With the epidemic subsiding, on November 11th 1918, it was announced that Germany had surrendered and the war was over. In Raritan a parade was quickly organized and they marched through the streets to celebrate. Everyone was thankful that the horrible war was over and that the epidemic was coming to an end.

At the moment the death toll of the local boys who went overseas seemed very light. But information traveled slowly in 1918. The fighting overseas had been intense - especially at the end - and the soldiers had recently been hit hard by the influenza epidemic. So when the end of the war was announced most of the deaths had not yet been reported to the home front. In the days ahead many families would be notified that their son or husband had died overseas. Raritan would have eight of their own killed in the war. They were Tony Carnevale, Peter Kaushoffer, John Kline, Andrew Kollar, Peter Leibig, Sante Moretti, Felice Petrocelli, and Angelo Simonitti.
On July 4th 1919 the town of Raritan had a “Welcome Home” celebration for the boys who had arrived home safe from the war. Raritan had sent around 200 men overseas during this war.

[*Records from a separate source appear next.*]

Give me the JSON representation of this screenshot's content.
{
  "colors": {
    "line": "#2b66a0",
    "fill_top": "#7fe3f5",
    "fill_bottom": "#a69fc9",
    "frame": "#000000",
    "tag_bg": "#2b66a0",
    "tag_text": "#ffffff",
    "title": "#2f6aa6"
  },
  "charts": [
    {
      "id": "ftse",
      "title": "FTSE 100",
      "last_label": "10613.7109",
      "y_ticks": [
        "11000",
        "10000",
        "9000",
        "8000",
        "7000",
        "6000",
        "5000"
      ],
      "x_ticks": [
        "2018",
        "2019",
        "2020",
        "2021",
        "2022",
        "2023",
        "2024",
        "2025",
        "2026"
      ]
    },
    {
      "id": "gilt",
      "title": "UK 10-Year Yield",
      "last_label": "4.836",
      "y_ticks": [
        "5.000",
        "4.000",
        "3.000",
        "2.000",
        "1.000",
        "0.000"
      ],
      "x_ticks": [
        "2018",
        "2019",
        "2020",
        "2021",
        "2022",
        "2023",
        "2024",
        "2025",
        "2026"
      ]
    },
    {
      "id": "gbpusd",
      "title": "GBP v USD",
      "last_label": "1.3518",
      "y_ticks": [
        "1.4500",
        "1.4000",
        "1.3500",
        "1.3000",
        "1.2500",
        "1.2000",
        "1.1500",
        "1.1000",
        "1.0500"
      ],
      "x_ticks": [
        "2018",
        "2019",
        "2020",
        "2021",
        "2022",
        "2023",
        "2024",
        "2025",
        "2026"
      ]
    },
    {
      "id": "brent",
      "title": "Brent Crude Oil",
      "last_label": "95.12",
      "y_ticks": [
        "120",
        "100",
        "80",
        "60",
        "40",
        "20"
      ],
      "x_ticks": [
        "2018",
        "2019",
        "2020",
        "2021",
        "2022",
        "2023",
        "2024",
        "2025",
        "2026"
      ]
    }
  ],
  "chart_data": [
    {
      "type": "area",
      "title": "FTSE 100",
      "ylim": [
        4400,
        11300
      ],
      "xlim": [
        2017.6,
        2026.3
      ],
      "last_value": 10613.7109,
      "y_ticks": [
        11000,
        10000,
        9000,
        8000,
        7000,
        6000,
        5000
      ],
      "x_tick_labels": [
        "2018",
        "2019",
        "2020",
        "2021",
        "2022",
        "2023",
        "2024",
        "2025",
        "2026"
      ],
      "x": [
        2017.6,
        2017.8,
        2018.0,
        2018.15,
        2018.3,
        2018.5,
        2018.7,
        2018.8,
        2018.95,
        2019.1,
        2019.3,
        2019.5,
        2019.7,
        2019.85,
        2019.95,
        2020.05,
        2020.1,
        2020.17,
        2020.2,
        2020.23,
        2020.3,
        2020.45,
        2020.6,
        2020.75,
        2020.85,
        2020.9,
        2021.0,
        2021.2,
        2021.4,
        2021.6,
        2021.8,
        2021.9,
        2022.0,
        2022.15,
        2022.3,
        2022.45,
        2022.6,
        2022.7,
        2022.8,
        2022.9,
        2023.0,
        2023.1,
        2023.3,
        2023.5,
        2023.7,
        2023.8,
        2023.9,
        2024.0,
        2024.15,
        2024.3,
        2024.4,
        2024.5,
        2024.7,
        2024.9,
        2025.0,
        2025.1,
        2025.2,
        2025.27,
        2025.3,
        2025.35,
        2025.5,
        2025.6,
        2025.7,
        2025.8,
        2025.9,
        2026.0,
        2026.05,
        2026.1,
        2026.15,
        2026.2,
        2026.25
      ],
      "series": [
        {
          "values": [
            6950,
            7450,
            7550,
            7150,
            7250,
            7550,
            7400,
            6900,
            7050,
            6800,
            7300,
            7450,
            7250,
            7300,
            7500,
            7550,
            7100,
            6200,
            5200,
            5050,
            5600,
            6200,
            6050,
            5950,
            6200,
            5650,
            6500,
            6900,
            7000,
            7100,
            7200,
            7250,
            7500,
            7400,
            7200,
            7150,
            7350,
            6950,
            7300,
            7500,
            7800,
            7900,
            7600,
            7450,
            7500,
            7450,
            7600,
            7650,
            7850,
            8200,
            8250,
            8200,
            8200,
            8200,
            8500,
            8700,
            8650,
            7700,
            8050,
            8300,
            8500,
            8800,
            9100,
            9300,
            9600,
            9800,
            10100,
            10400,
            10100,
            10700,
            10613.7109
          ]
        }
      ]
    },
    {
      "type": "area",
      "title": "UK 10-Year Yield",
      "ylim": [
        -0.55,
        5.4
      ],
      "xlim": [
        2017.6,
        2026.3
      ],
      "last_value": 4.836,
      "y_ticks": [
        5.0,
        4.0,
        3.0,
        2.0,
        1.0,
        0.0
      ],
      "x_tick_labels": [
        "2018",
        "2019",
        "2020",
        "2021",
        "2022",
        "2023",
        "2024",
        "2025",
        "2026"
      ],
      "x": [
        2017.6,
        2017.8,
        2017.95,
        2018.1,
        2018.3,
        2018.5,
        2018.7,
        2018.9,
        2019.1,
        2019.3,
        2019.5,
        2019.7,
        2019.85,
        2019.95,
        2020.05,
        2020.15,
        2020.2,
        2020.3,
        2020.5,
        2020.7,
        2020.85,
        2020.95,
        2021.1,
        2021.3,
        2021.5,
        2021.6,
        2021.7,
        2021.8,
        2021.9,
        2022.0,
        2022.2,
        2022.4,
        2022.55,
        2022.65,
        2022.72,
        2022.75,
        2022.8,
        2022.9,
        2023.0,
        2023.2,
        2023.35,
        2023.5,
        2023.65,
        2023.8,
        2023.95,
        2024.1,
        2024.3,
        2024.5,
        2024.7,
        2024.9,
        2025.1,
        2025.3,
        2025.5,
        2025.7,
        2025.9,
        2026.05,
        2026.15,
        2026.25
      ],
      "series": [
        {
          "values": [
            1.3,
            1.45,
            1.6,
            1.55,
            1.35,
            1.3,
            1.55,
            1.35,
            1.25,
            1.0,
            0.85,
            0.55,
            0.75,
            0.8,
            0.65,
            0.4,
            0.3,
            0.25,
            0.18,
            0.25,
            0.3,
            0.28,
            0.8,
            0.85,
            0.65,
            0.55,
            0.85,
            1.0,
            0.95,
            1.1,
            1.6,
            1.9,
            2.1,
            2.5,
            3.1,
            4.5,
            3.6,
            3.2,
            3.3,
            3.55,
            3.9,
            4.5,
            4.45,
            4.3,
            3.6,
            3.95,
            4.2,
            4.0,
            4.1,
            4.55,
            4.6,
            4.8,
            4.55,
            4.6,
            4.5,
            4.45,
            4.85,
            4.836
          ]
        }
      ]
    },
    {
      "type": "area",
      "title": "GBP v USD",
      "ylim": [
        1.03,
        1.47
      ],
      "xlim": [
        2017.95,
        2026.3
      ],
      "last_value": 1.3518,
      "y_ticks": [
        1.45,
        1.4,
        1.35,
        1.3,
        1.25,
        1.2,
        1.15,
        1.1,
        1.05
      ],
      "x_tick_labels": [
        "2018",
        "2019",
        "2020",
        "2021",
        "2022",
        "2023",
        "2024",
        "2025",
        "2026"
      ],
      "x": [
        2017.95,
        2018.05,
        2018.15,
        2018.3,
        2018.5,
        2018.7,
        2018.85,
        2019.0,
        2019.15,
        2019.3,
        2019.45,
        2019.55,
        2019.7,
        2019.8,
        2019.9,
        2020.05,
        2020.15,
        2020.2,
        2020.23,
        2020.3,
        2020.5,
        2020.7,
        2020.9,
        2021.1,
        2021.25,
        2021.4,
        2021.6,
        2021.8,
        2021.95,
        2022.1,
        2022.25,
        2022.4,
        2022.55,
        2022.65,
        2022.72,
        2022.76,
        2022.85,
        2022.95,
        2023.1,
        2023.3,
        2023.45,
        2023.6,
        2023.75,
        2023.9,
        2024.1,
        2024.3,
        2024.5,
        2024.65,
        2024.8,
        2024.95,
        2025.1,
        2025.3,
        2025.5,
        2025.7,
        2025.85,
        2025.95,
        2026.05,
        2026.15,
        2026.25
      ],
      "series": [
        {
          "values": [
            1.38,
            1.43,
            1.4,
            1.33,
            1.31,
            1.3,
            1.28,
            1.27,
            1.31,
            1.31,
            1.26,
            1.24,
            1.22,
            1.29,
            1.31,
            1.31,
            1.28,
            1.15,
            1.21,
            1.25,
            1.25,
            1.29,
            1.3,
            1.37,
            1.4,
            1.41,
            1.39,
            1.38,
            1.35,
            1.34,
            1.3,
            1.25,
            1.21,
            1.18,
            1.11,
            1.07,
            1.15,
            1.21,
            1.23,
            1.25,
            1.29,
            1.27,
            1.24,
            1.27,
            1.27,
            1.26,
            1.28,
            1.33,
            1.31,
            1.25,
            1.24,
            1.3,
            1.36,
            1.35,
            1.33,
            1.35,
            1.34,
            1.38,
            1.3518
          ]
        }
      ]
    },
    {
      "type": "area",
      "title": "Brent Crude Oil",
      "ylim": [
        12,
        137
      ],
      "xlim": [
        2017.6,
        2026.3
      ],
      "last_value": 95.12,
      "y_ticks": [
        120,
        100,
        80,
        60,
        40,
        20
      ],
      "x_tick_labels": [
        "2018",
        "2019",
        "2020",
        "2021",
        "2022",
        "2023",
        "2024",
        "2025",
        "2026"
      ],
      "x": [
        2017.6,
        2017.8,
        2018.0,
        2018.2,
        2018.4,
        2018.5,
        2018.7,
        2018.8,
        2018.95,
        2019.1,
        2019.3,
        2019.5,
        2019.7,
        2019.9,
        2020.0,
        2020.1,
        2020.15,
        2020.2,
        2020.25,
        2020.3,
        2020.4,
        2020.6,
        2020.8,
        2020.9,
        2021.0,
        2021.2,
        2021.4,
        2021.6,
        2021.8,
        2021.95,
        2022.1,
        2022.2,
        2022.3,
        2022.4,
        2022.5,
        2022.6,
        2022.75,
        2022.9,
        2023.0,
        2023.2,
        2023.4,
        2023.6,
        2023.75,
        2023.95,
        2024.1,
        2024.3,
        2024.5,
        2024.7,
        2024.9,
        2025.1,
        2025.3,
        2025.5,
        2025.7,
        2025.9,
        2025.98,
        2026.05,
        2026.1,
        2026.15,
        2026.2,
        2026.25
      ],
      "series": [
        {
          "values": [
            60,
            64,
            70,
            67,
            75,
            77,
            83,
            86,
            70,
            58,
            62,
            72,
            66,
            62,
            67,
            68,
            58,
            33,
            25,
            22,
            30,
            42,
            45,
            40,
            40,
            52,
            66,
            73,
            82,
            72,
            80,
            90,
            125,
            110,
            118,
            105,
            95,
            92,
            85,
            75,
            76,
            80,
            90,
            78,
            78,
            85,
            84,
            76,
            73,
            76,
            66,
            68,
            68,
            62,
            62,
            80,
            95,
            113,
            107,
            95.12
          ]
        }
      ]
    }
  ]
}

At this event Senator Joseph Frelinghuysen spoke to the soldiers telling them “Raritan is proud of you. For you have added to the glory of this grand old patriotic town.” He later said “Raritan is a fighting town. It always has been one. It anyone doubts this let him start something.”
Today the names of the Raritan men who gave their life for our country in “World War I” can be found on a “Wall of Heroes” on the second floor of the Municipal Building. And twice a year for a month a banner is hung on a light post in the downtown with their names.

Unfortunately, no photos of those that we lost in the First World War are known to exist. If anyone has one please contact this author at brucedoorly@gmail.com.
As is well known, the treaty to formally end “World War I” was signed by President Harding in 1921 at Senator Joseph Frelinghuysen’s home.

That was nearly three years after the war’s end as the final paperwork had been delayed.
Today a plaque commemorating the signing can be found at the entrance where the house once stood. This property is now occupied by the Burger King and PC Richard.